Из-за долгой засухи воды в реке почти нет, серая земля в трещинах, какие-то покрышки торчат, коряги, целлофановые пакеты и битое стекло, на котором бликует заходящее солнце[4]. Толя подставляет маслянистые губы, а я отворачиваюсь и хлопаю себя по руке, размазывая по коже кровь откормленного комара.
– Толь, послушай… – Я начинаю произносить заготовленную речь и вдруг вижу себя со стороны, не только себя, но нас, стоящих на вытоптанном клочке берега в зарослях камыша, таким вот общим планом – кинокамера описывает вокруг нас стремительную дугу под пронзительную музыку, как в мелодрамах, потом берет крупный план его лица. Мне все кажется нелепым, ненастоящим – он, я сама, декорации и сумеречный свет, который операторы называют «режимным», – будто я играю роль в малобюджетном российском сериале, сцена восемнадцать, кадр два, дубль один: городская выскочка бросает деревенского паренька. Слова сценария загораются на телесуфлере:
«Еще один фильм про разлуку».
Мне становится смешно, боже, как же мне становится смешно. Я, можно сказать, человеку сердце разбиваю, а мне смешно. Меньше пить надо. Речка эта вонючая – так себе место для экзистенциального кризиса, но я вижу все как бы со стороны, как бы извне, в прямоугольнике с бьющимся в истерике значком Rec. И я не могу нажать на Pause или Fast Forward, чтобы промотать этот дурацкий день, все эти дурацкие дни, в которые мне придется играть одну и ту же роль отрицательной героини – за нее мне никогда не дадут «Оскар».

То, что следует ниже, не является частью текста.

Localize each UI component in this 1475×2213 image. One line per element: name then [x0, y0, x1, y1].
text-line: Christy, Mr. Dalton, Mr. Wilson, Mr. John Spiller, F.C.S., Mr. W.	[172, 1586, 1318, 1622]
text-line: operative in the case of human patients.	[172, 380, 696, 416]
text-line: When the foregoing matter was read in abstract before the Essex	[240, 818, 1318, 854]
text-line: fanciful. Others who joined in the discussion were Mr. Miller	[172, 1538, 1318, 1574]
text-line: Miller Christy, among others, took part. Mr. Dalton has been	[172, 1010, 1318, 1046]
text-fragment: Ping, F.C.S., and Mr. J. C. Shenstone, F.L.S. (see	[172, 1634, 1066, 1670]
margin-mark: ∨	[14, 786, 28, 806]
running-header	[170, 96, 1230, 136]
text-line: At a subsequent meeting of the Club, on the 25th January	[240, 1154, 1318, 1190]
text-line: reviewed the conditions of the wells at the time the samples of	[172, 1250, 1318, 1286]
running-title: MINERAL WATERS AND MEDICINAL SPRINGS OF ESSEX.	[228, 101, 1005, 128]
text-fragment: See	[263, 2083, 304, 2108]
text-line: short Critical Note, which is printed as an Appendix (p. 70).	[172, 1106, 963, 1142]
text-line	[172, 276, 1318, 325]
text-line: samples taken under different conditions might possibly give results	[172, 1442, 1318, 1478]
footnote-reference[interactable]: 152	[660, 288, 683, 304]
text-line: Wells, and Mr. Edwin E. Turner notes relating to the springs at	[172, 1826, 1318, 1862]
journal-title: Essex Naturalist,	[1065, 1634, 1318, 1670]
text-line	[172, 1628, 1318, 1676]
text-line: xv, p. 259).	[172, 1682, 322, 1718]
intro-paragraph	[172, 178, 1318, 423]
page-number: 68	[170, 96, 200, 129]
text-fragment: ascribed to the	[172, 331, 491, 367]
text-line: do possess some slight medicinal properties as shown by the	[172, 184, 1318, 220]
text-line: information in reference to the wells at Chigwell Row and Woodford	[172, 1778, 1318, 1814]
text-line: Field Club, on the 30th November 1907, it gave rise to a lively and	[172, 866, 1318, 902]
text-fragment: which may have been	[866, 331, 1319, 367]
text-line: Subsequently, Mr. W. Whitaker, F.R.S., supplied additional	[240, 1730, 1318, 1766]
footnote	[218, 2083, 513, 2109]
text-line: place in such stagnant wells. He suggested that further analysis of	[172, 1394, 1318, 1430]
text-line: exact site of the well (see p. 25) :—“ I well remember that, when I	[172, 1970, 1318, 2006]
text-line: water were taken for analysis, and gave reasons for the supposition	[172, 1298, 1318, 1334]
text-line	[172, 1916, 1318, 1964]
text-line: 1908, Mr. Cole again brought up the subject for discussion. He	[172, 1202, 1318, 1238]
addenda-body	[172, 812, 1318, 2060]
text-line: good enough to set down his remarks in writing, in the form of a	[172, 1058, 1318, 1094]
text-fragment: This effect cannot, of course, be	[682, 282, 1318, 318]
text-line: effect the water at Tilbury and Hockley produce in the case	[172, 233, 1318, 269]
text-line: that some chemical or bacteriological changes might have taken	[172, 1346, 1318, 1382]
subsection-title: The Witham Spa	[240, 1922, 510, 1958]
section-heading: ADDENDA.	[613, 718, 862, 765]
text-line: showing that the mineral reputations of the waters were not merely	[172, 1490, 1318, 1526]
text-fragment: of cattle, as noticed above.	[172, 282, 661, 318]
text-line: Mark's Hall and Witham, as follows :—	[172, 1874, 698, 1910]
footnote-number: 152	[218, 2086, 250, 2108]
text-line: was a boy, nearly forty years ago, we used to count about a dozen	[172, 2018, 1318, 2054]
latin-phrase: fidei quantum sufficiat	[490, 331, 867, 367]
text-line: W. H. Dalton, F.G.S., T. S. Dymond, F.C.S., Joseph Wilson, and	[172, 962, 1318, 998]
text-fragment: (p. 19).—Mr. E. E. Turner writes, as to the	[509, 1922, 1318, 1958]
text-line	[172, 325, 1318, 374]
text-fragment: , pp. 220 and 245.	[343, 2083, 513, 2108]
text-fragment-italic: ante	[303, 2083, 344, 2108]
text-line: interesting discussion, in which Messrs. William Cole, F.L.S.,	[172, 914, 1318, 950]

– Знаешь, мне кажется, мы не…
А он-то, он! – ни-че-го-шень-ки не понимает, для него-то все серьезно, все по-настоящему, у него жизнь происходит! Смотрит на меня, глотая сопли, и не понимает, почему я смеюсь, не понимает, что это всего лишь один бестолковый эпизод, ну сколько еще таких будет – тысяча? две? А потом пленка остановится, экран погаснет, оператор пойдет на перекур. Разве можно вот так, серьезно? Если все равно все закончится. И мы точно знаем, что закончится, и он, и я, но почему-то продолжаем играть. Смешно и бессмысленно. Бессмысленно и смешно.
Красное солнце разбивается вдребезги в мутной воде.
Я говорю: «Как-то похолодало к вечеру».
Мы возвращаемся к костру.
– Ну что, Рит, еще по одной? – спрашивает Славик. – Ты же знаешь, я тебя все равно уделаю…
Пожимаю плечами, беру бутылку и пью прямо из горла.